13 maio 2008

eternamente, Yolanda

Há uma no atrás eu pousava na terra natal, mais uma vez. Era noite e era frio. E frias foram as palavras que consegui para descrever esta minha chegada, tão diferente do que realmente o foi. Pois já faz um ano que isso aconteceu. E em um ano tudo pode esfriar, se deixado propositalmente à janela, para ser esquecido ou roubado pela roda do tempo.

Coisas do acaso, ou de meras circunstâncias. Há um ano atrás eu era uma outra que chegava, e permaneci outra que se via ali como sempre fora. E todos me reconheciam como tal, mesmo trazendo o vento nos cabelos agora lisos. Até o frio me reconhecia, quando vesti aquela blusa vermelha e entrei confiante naquele pesado e cheirando a guardado casaco de lã cinza. E quando alguém me perguntava "Querida, voce não está sentindo frio?" eu pensava que nem mesmo com a fúnebre reunião familiar prestes a acontecer eu sentiria este frio, pois algo acendia minha lareira interna e me fazia em brasa.

Como explicar a amizade do amor que nunca termina e jamais vai terminar? Eu trazia a mim numa noite fria e estrelada, já sabendo da tristeza e da morte, quando busquei por ela sem saber. Mas o que meus castanhos e sempre crédulos olhos viram foi uma fogueira de pessoas queridas que vinham ao meu encontro. E todos no frio da noite e da tristeza se tornaram como cobertores e mantas que me aqueceram. Nem sabia se eram lágrimas ou suor. Derreti-me. Capitulei. Eu, que tão somente me trazia, era levada de volta no tempo pelo abraço daqueles que me eram tão queridos.

E no ar da noite cantamos as nossas canções da memória pródiga, abraçadas umas às outras, em meio a caminhos de almas, de flores, anjos de pedra e orvalhos. Nos afastamos da tristeza para poder cantar uma canção que é muito mais do que uma canção. Quisemos que fosse uma verdadeira declaração de amor à vida que se fora. Uma canção de amor à nós mesmas, felizes e agradecidas pelo reencontro há séculos conspirado e maquinado pelas estrelas.

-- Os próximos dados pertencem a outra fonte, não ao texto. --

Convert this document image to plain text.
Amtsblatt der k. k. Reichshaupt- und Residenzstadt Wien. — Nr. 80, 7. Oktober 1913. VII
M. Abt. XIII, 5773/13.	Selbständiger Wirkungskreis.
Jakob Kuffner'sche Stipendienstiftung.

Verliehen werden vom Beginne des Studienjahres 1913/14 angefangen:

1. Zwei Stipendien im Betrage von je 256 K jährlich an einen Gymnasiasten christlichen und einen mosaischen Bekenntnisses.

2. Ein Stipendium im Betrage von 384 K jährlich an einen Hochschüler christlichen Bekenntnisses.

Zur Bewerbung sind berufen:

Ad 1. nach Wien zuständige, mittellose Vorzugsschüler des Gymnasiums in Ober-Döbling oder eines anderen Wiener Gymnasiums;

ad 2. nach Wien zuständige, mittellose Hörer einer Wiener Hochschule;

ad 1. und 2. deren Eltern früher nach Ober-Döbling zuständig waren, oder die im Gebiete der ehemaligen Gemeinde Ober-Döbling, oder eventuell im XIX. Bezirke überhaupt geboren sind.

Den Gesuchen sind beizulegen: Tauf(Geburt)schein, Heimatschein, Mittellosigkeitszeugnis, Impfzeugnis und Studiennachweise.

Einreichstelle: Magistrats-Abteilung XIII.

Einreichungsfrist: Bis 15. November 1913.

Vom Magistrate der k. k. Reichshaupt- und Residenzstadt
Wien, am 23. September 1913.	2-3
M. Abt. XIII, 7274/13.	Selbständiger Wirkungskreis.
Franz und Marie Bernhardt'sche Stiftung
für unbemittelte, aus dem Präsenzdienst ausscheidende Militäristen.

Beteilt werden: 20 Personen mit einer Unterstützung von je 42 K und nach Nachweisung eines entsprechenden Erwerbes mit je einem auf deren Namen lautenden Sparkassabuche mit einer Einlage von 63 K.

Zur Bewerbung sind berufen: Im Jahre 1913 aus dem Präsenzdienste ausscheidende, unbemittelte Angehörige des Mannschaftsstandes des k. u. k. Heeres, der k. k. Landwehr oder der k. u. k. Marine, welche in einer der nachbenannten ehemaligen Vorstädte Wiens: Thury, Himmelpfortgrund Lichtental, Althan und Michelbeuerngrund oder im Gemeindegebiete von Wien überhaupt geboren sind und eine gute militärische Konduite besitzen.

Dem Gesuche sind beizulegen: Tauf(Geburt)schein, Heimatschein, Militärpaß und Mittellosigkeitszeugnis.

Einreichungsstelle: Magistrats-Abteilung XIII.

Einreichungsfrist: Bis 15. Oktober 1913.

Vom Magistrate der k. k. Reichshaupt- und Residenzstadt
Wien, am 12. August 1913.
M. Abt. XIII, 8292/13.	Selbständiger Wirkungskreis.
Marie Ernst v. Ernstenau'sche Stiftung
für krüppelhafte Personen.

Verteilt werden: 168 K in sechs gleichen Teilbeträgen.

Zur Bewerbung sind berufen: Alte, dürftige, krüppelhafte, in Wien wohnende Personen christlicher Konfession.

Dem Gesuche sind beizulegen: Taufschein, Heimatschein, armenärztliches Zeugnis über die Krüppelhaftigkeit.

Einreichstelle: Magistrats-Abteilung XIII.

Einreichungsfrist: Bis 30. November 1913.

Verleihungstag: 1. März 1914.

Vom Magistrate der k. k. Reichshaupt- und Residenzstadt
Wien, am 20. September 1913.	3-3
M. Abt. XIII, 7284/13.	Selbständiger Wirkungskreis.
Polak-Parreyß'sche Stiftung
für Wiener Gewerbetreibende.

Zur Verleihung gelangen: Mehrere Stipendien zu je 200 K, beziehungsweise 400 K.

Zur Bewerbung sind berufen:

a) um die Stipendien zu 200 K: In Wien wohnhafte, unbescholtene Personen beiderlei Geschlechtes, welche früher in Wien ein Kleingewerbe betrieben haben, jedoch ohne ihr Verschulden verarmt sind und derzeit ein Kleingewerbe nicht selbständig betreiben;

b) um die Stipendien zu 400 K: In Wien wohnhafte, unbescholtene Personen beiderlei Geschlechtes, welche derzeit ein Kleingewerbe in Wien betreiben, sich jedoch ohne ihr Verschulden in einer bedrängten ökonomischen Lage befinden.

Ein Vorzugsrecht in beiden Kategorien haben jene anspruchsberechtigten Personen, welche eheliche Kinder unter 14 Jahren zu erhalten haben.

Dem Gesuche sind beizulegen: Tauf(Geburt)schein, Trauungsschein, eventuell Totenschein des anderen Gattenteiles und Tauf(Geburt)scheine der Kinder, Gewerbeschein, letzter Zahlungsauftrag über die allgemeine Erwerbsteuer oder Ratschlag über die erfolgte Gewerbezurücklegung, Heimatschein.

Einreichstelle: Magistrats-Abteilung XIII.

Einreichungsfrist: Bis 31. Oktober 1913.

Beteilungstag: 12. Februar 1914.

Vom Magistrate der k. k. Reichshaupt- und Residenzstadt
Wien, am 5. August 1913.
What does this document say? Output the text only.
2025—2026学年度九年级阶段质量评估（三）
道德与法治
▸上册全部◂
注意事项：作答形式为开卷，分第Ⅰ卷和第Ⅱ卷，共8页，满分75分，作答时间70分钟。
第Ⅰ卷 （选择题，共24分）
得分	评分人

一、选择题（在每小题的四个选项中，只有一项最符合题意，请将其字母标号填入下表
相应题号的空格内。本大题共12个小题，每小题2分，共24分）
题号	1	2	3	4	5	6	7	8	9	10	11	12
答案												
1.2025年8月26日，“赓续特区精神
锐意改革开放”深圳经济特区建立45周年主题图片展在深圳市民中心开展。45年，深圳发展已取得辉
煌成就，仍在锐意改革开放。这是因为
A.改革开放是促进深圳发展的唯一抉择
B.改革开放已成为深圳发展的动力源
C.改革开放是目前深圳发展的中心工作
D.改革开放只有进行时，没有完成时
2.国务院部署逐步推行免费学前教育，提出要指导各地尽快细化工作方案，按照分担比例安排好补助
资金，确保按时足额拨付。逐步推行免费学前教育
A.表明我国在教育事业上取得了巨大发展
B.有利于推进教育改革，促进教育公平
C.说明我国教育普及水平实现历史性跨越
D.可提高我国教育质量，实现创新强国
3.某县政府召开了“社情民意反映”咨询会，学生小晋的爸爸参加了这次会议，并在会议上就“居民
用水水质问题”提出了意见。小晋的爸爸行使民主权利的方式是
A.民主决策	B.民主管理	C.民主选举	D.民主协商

Lá de cima ela certamente ria daquela cena e dobrava-se sobre si mesma, de tanto rir.

"Yolanda, eternamente Yolanda".

Quem nos via ali naquele instante, abraçadas e acinzentadas pela noite, olhos brilhantes, corações em chamas e queixos erguidos, jamais entenderia. Nem uma imagem, nem mil palavras, nem luvas, nem lenços. O vapor de nossas bocas foi-se agradecido às mesmas estrelas, levado pela transparência de uma profunda alegria - talvez meio contida -, alegria de velório e de cemitério, alegria de mães, filhas, tias, primas, amigas.

Aprendemos mais um pouco naquela noite. Até em sua morte ela nos era extremamente generosa como sempre o foi em vida. Ela era feita de açúcar e sal, tinha as bochechas e o coração muito vermelhos e isso jamais será esquecido. Lições são aprendidas assim, quando menos se espera, quando se espera o de menos. E o menos se transforma em muito mais.

Um comentário:

Deni Daudt disse...

Aquela cena, está ainda impregnada em mim, em muitos mo0mentos tristes e alegres tbm canto a canção, lembrando dela e de nós...
Umas doidas varridas, cantando pela madrugada fria.Foi muito lindo.